LIPT: Latency-aware Image Processing Transformer
Junbo Qiao, Wei Li, Haizhen Xie, Hanting Chen, Yunshuai Zhou, Zhijun Tu, Jie Hu, Shaohui Lin
TL;DR
This work tackles the gap between FLOPs-based efficiency and practical latency in image processing transformers. It introduces LIPT, a latency-aware transformer that replaces a portion of memory-intensive self-attention with lightweight convolutions in a two-level block design, and augments it with NVSM-SA to capture long-range context without extra cost and HRM to boost high-frequency detail.

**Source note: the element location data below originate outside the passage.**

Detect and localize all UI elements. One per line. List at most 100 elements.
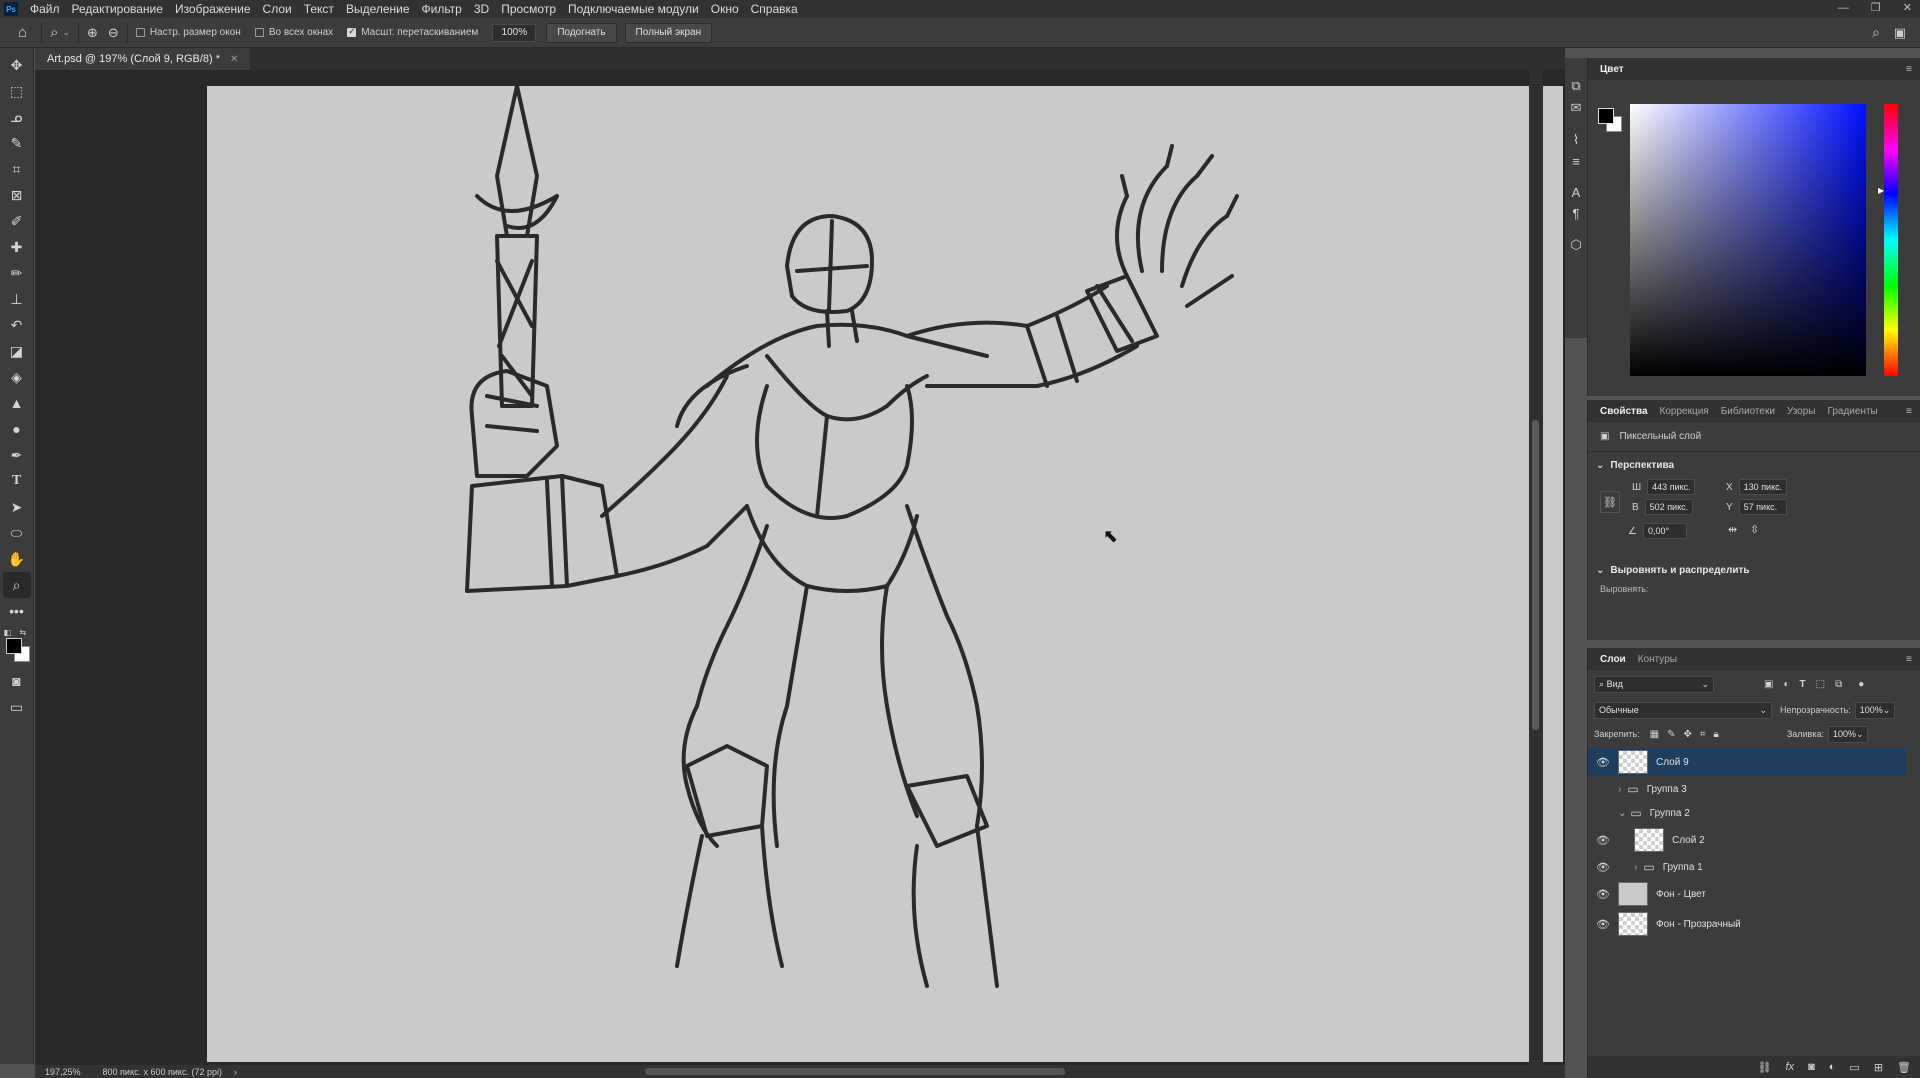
canvas[interactable] xyxy=(207,86,1563,1062)
default-colors-icon[interactable]: ◧ xyxy=(4,628,12,637)
new-layer-icon[interactable]: ⊞ xyxy=(1874,1061,1883,1074)
flip-horizontal-icon[interactable]: ⇹ xyxy=(1728,523,1737,536)
lock-transparency-icon[interactable]: ▦ xyxy=(1650,729,1659,740)
menu-help[interactable]: Справка xyxy=(745,0,804,18)
tab-adjustments[interactable]: Коррекция xyxy=(1654,406,1715,417)
swap-colors-icon[interactable]: ⇆ xyxy=(20,628,27,637)
menu-layers[interactable]: Слои xyxy=(257,0,298,18)
quick-mask-icon[interactable]: ◙ xyxy=(3,668,31,694)
link-layers-icon[interactable]: ⛓ xyxy=(1758,1061,1772,1074)
screen-mode-icon[interactable]: ▭ xyxy=(3,694,31,720)
tab-patterns[interactable]: Узоры xyxy=(1781,406,1822,417)
add-mask-icon[interactable]: ◙ xyxy=(1808,1061,1815,1073)
horizontal-scrollbar-thumb[interactable] xyxy=(645,1068,1065,1075)
hand-tool-icon[interactable]: ✋ xyxy=(3,546,31,572)
more-tools-icon[interactable]: ••• xyxy=(3,598,31,624)
close-tab-icon[interactable]: ✕ xyxy=(230,54,238,65)
chevron-right-icon[interactable]: › xyxy=(1618,784,1621,795)
vertical-scrollbar-thumb[interactable] xyxy=(1532,420,1539,730)
history-brush-tool-icon[interactable]: ↶ xyxy=(3,312,31,338)
layer-style-icon[interactable]: fx xyxy=(1786,1061,1795,1073)
tab-gradients[interactable]: Градиенты xyxy=(1821,406,1883,417)
menu-filter[interactable]: Фильтр xyxy=(416,0,468,18)
filter-toggle-icon[interactable]: ● xyxy=(1858,679,1864,690)
brush-tool-icon[interactable]: ✏ xyxy=(3,260,31,286)
eyedropper-tool-icon[interactable]: ✐ xyxy=(3,208,31,234)
layer-row[interactable]: 👁︎ Фон - Прозрачный xyxy=(1588,910,1906,938)
paint-bucket-tool-icon[interactable]: ◈ xyxy=(3,364,31,390)
lock-all-icon[interactable]: 🔒︎ xyxy=(1713,729,1718,740)
vertical-scrollbar[interactable] xyxy=(1529,70,1543,1065)
color-swatches[interactable]: ◧ ⇆ xyxy=(2,628,32,668)
layer-row[interactable]: 👁︎ Слой 2 xyxy=(1588,826,1906,854)
zoom-value-field[interactable]: 100% xyxy=(492,23,537,42)
zoom-level[interactable]: 197,25% xyxy=(45,1067,81,1077)
layer-row[interactable]: › ▭ Группа 3 xyxy=(1588,778,1906,800)
width-field[interactable]: 443 пикс. xyxy=(1647,479,1696,495)
status-chevron-icon[interactable]: › xyxy=(234,1067,237,1077)
x-field[interactable]: 130 пикс. xyxy=(1738,479,1787,495)
visibility-eye-icon[interactable]: 👁︎ xyxy=(1594,888,1612,901)
layer-row[interactable]: 👁︎ Слой 9 xyxy=(1588,748,1906,776)
menu-edit[interactable]: Редактирование xyxy=(66,0,169,18)
search-icon[interactable]: ⌕ xyxy=(1872,24,1880,41)
document-tab[interactable]: Art.psd @ 197% (Слой 9, RGB/8) * ✕ xyxy=(35,48,251,70)
zoom-in-icon[interactable]: ⊕ xyxy=(87,25,98,41)
perspective-section-header[interactable]: ⌄ Перспектива xyxy=(1596,460,1920,471)
checkbox-box[interactable] xyxy=(135,28,145,37)
workspace[interactable]: ⬉ xyxy=(35,70,1565,1065)
foreground-color-swatch[interactable] xyxy=(1598,108,1614,124)
lasso-tool-icon[interactable]: ᓄ xyxy=(3,104,31,130)
menu-view[interactable]: Просмотр xyxy=(495,0,562,18)
lock-artboard-icon[interactable]: ⌗ xyxy=(1700,729,1706,740)
checkbox-box[interactable] xyxy=(254,28,264,37)
filter-smart-object-icon[interactable]: ⧉ xyxy=(1835,679,1842,690)
minimize-icon[interactable]: — xyxy=(1838,0,1849,16)
panel-menu-icon[interactable]: ≡ xyxy=(1906,406,1912,417)
healing-brush-tool-icon[interactable]: ✚ xyxy=(3,234,31,260)
comments-panel-icon[interactable]: ✉ xyxy=(1571,100,1582,116)
visibility-eye-icon[interactable]: 👁︎ xyxy=(1594,861,1612,874)
menu-select[interactable]: Выделение xyxy=(340,0,416,18)
filter-type-icon[interactable]: T xyxy=(1800,679,1806,690)
blur-tool-icon[interactable]: ▲ xyxy=(3,390,31,416)
zoom-tool-icon[interactable]: ⌕ xyxy=(2,572,31,598)
close-window-icon[interactable]: ✕ xyxy=(1903,0,1912,16)
chevron-down-icon[interactable]: ⌄ xyxy=(1596,565,1604,576)
layer-row[interactable]: 👁︎ › ▭ Группа 1 xyxy=(1588,856,1906,878)
chevron-down-icon[interactable]: ⌄ xyxy=(1596,460,1604,471)
menu-plugins[interactable]: Подключаемые модули xyxy=(562,0,705,18)
menu-window[interactable]: Окно xyxy=(705,0,745,18)
all-windows-checkbox[interactable]: Во всех окнах xyxy=(254,27,333,38)
fill-screen-button[interactable]: Полный экран xyxy=(624,22,713,43)
flip-vertical-icon[interactable]: ⇳ xyxy=(1750,523,1759,536)
align-section-header[interactable]: ⌄ Выровнять и распределить xyxy=(1596,565,1920,576)
menu-file[interactable]: Файл xyxy=(24,0,66,18)
height-field[interactable]: 502 пикс. xyxy=(1644,499,1693,515)
new-group-icon[interactable]: ▭ xyxy=(1849,1061,1859,1074)
visibility-eye-icon[interactable]: 👁︎ xyxy=(1594,918,1612,931)
brush-settings-icon[interactable]: ⌇ xyxy=(1573,132,1579,148)
panel-menu-icon[interactable]: ≡ xyxy=(1906,654,1912,665)
marquee-tool-icon[interactable]: ⬚ xyxy=(3,78,31,104)
type-tool-icon[interactable]: T xyxy=(3,468,31,494)
workspace-icon[interactable]: ▣ xyxy=(1894,25,1906,41)
chevron-down-icon[interactable]: ⌄ xyxy=(1618,808,1626,819)
fill-field[interactable]: 100% ⌄ xyxy=(1827,725,1868,743)
visibility-eye-icon[interactable]: 👁︎ xyxy=(1594,834,1612,847)
scrubby-zoom-checkbox[interactable]: Масшт. перетаскиванием xyxy=(347,26,478,38)
layer-row[interactable]: 👁︎ Фон - Цвет xyxy=(1588,880,1906,908)
adjustments-icon[interactable]: ≡ xyxy=(1572,154,1580,169)
menu-image[interactable]: Изображение xyxy=(169,0,257,18)
tab-properties[interactable]: Свойства xyxy=(1594,406,1654,417)
checkbox-box[interactable] xyxy=(347,26,357,37)
character-panel-icon[interactable]: A xyxy=(1572,185,1581,200)
quick-select-tool-icon[interactable]: ✎ xyxy=(3,130,31,156)
frame-tool-icon[interactable]: ⊠ xyxy=(3,182,31,208)
move-tool-icon[interactable]: ✥ xyxy=(3,52,31,78)
lock-pixels-icon[interactable]: ✎ xyxy=(1667,729,1675,740)
home-icon[interactable]: ⌂ xyxy=(18,24,27,41)
delete-layer-icon[interactable]: 🗑︎ xyxy=(1897,1061,1911,1074)
layer-filter-select[interactable]: ⌕ Вид ⌄ xyxy=(1594,675,1714,693)
tab-layers[interactable]: Слои xyxy=(1594,654,1632,665)
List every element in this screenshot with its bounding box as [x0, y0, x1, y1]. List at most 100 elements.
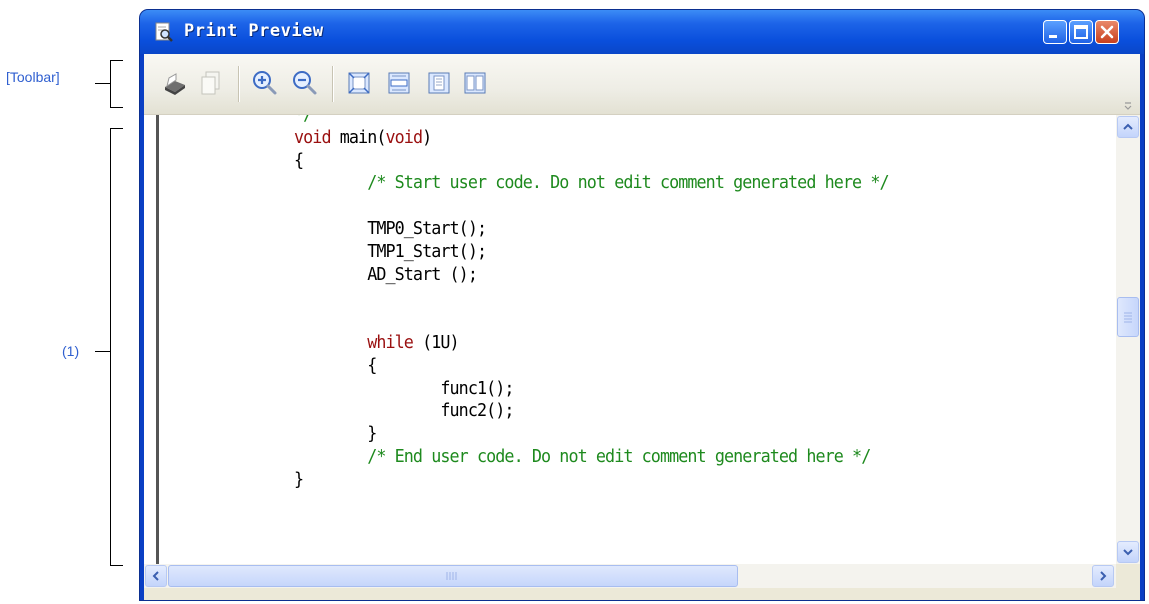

Through training-time multi-branch reparameterization and eventual inference-time Rep-Conv simplification, LIPT achieves real-time GPU inference while delivering competitive PSNR/SSIM across image super-resolution, JPEG artifact reduction, and denoising tasks. The proposed NVSM-SA and HRM are shown to yield meaningful gains in quality and latency, with extensive ablations confirming the importance of both long-range and high-frequency components. Overall, LIPT demonstrates a practical pathway to deploy high-performance transformers in real-time low-level vision applications, reducing memory access overhead and achieving state-of-the-art latency-PL performance on several benchmarks.
Abstract
Transformer is leading a trend in the field of image processing. Despite the great success that existing lightweight image processing transformers have achieved, they are tailored to FLOPs or parameters reduction, rather than practical inference acceleration. In this paper, we present a latency-aware image processing transformer, termed LIPT. We devise the low-latency proportion LIPT block that substitutes memory-intensive operators with the combination of self-attention and convolutions to achieve practical speedup. Specifically, we propose a novel non-volatile sparse masking self-attention (NVSM-SA) that utilizes a pre-computing sparse mask to capture contextual information from a larger window with no extra computation overload. Besides, a high-frequency reparameterization module (HRM) is proposed to make LIPT block reparameterization friendly, which improves the model's detail reconstruction capability. Extensive experiments on multiple image processing tasks (e.g., image super-resolution (SR), JPEG artifact reduction, and image denoising) demonstrate the superiority of LIPT on both latency and PSNR. LIPT achieves real-time GPU inference with state-of-the-art performance on multiple image SR benchmarks.